Governments and large organisations have shored-up infrastructure and talent in preparation for cyber attacks but warfare may be all talk according to an Australian academic and industry veteran.
The grounds for what constitutes an act of war were murky. The US Government said in 2004 that it could answer a cyber attack on its Domain Name Servers with bombs, and the British Government had spoken of its intention to build offensive network capabilities.
But offensive hacking-back capabilities were unwise, not only because it was difficult to attribute attacks, but because cyberwar was unprofitable, Macquarie University lecturer Milton Bar said.

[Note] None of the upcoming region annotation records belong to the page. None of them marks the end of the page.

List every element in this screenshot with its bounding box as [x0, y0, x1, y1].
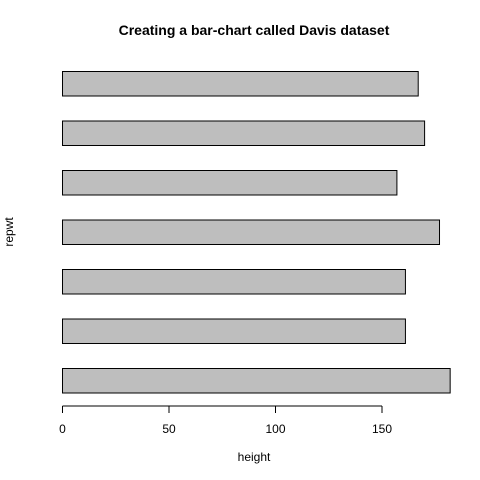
x-ticks: 0 50 100 150	[59, 406, 392, 436]
x-tick-label-50: 50	[162, 422, 176, 436]
y-axis-label: repwt	[2, 217, 16, 247]
bar-4	[62, 219, 441, 245]
bar-5	[62, 170, 398, 196]
x-tick-label-100: 100	[265, 422, 285, 436]
x-axis: 0 50 100 150	[59, 405, 392, 436]
x-tick-label-0: 0	[59, 422, 66, 436]
bar-1	[62, 368, 451, 394]
x-axis-label: height	[238, 450, 271, 464]
bar-2	[62, 318, 406, 344]
bars-group	[62, 71, 451, 394]
bar-3	[62, 269, 406, 295]
bar-7	[62, 71, 419, 97]
chart-title: Creating a bar-chart called Davis datase…	[119, 22, 390, 38]
bar-6	[62, 120, 426, 146]
x-tick-label-150: 150	[372, 422, 392, 436]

“There is a conceptual problem here,” he said. “Consider if for instance the Chinese were conducting state-based cyberwarfare against the US and it overflowed into the commercial area -- the last thing they want is the US to be rendered unable to trade. That would be totally counter-productive.”
Yet while governments may be disinclined to wage cyberwar, the industrial military complex was growing. Many defence contractors had acquired IT security companies, a trend which some have warned is leeching talent from defensive research into offensive tool development.
Meanwhile, Bar said businesses faced with attack would not lie down.
“They can’t call on [CERT Australia], so they need to take some other action, and they need to consider what this might be,” Bar said. He was not suggesting businesses launch retaliatory black ops intelligence attacks, but rather look to the sorts of strategies employed in the corporate world to undercut rivals.
Bar cited another example of economics driving information security agendas. In the early 1990s, a decade after he helped install early security measures for automatic teller machines across NSW, he noticed banks were cracking down on increased instances of fraud.
He speculated that fraud may have been the catalyst for the crack-down because it was both uncontrollable and had begun exceeding the profit made from merchant fees.
Even if cyberwar was off the agenda, controlling offensives by the public would prove difficult. The public now had access to more capable attack tools and vulnerabilities that were weaponised as exploits faster than ever.
“Perhaps it will be difficult to control individuals with these tools who are offensively inclined,” Bar said. “It may become a problem to control patriotic hackers who could decide to take down a trading exchange for what they see is the good of the country”.
But the problem of overly ambitious and inconvenient patriot hacker was not new: They had jumped around the bulletin boards of the 1970s since the birth of ARPANET. Movements such as Anonymous exhibit the same behaviour, Bar said, though they use different tactics.
He said it was likely these groups could not be eradicated, but their impact on national interests could be minimised.
Bar will chair a roundtable discussion at the 2011 Cyber War conference in Canberra today.